It’s a spooky sight. The coloured handprints creep out from the darkness and upwards, along a large gallery of rock, as if trying to claw their way out of history.
We have driven 40 minutes outside of the small, lakeside town of Los Antiguos to visit the Cueva de las Manos (Cave of Hands) – a fascinating collection of strange artwork that dates back 10,000 years – so long that experts don’t know the names of the tribes that created it.
Young and old tribespeople would mix up all sorts of liquids, from blood to urine to natural dyes and then either dip their palms into it and imprint it onto the wall, or spurt it out of an animal bone onto their outstretched hands to create this stamp of identity.
At times they use guanaco feet for the same effect, and there’s one case of a particularly eerie six-fingered hand.
Beside these creations there are pictures of tribesmen hunting guanacos and others of pregnant animals under a full moon, symbolising fertility.
We walk through the vast canyon past the trickling river water and learn that when the tribes would journey here during the summer to gather food, they would leave behind their elderly relatives.

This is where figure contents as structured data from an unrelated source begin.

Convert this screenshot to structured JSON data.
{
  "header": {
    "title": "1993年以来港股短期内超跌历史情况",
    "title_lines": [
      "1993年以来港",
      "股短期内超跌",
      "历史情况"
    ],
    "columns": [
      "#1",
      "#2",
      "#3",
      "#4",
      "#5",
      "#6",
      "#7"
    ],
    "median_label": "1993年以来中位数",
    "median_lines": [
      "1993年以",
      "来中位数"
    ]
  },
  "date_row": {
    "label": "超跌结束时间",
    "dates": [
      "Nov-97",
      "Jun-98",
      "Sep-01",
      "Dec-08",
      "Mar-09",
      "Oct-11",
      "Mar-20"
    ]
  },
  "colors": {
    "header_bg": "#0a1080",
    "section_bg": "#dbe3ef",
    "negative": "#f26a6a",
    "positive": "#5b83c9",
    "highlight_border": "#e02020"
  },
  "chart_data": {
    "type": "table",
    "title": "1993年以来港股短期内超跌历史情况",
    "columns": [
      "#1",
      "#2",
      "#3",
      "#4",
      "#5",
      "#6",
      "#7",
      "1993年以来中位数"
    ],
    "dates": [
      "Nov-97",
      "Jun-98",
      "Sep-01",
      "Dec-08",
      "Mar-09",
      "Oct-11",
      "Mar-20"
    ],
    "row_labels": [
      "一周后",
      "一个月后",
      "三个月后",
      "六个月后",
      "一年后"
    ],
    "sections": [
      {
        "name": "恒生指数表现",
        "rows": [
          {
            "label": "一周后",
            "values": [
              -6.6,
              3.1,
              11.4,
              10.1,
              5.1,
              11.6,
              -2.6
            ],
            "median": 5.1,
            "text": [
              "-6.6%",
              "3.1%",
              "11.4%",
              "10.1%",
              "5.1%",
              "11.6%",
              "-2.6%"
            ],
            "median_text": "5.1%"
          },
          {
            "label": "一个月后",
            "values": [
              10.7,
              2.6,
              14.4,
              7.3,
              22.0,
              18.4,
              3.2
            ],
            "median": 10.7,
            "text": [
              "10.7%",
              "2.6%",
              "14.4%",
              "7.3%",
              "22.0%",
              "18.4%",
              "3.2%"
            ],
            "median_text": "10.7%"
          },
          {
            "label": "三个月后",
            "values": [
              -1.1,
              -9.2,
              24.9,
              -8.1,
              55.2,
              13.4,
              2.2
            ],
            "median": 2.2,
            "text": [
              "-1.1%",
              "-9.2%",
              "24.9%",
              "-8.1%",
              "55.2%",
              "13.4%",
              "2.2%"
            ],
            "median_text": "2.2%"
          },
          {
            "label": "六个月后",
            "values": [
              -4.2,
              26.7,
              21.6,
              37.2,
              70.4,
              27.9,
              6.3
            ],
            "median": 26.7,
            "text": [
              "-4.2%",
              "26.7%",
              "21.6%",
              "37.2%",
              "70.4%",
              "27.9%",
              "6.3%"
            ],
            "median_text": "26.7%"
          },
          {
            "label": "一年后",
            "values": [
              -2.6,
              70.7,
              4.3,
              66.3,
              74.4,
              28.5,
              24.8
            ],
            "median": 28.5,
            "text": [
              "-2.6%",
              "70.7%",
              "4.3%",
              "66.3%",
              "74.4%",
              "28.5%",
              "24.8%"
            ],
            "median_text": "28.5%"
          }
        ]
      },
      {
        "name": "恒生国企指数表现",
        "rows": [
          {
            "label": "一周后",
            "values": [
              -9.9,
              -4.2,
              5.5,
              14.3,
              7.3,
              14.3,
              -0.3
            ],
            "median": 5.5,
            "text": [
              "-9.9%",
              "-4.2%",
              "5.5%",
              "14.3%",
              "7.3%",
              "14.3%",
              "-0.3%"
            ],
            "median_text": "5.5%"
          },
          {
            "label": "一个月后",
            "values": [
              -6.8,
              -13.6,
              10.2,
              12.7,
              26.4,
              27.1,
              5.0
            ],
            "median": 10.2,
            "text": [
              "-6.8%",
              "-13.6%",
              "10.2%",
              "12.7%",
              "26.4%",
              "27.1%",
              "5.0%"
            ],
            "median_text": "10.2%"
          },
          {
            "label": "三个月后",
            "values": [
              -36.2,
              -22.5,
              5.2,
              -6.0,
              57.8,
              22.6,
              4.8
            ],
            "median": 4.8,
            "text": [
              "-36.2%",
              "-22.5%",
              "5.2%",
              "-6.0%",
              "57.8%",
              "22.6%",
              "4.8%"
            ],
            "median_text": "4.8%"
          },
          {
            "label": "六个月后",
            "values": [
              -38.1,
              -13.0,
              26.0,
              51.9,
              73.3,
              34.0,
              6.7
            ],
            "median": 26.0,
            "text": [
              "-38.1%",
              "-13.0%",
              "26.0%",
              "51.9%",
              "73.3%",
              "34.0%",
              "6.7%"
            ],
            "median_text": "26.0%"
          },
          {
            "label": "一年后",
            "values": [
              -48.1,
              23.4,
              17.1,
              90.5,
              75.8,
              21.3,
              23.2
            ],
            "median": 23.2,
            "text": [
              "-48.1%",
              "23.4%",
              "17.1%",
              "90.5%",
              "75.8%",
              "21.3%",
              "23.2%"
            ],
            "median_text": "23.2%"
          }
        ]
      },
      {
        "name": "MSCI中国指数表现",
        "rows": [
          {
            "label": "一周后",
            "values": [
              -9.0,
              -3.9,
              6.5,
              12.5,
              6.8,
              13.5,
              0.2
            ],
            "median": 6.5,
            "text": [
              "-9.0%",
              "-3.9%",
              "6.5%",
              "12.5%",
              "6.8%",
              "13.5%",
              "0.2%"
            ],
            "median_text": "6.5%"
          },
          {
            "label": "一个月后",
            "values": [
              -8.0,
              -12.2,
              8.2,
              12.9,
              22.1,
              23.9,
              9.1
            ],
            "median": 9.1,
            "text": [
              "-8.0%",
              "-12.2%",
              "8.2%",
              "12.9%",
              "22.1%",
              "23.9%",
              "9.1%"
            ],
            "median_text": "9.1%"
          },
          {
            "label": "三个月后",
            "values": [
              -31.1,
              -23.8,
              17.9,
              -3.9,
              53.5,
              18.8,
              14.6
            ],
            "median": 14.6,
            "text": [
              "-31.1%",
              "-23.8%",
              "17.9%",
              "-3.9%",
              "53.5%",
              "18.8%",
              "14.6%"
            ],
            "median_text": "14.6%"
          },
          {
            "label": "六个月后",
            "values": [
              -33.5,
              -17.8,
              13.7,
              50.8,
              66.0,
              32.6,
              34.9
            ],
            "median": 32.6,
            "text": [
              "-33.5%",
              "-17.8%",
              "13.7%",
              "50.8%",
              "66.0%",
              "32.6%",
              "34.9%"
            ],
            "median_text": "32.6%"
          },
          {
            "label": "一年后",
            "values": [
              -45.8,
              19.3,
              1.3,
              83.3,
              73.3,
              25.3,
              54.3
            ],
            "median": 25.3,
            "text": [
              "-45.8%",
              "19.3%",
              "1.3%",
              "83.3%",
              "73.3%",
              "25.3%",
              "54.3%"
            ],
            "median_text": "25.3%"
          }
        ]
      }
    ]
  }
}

Their grandparents were unable to make the journey from their winter residence – which later became known as Los Antiguos, or the ‘old ones’.
We get a lift back to ‘The Old Ones’ and wander around the sweet little town, which just last week was swelling with the weight of visitors arriving for its annual cherry festival.
Cherries are big business here – even the local pharmacy stocks them. And so as the sun sets we make our very own imprints on the sticky fruit stocks of this sleepy and ancient little place.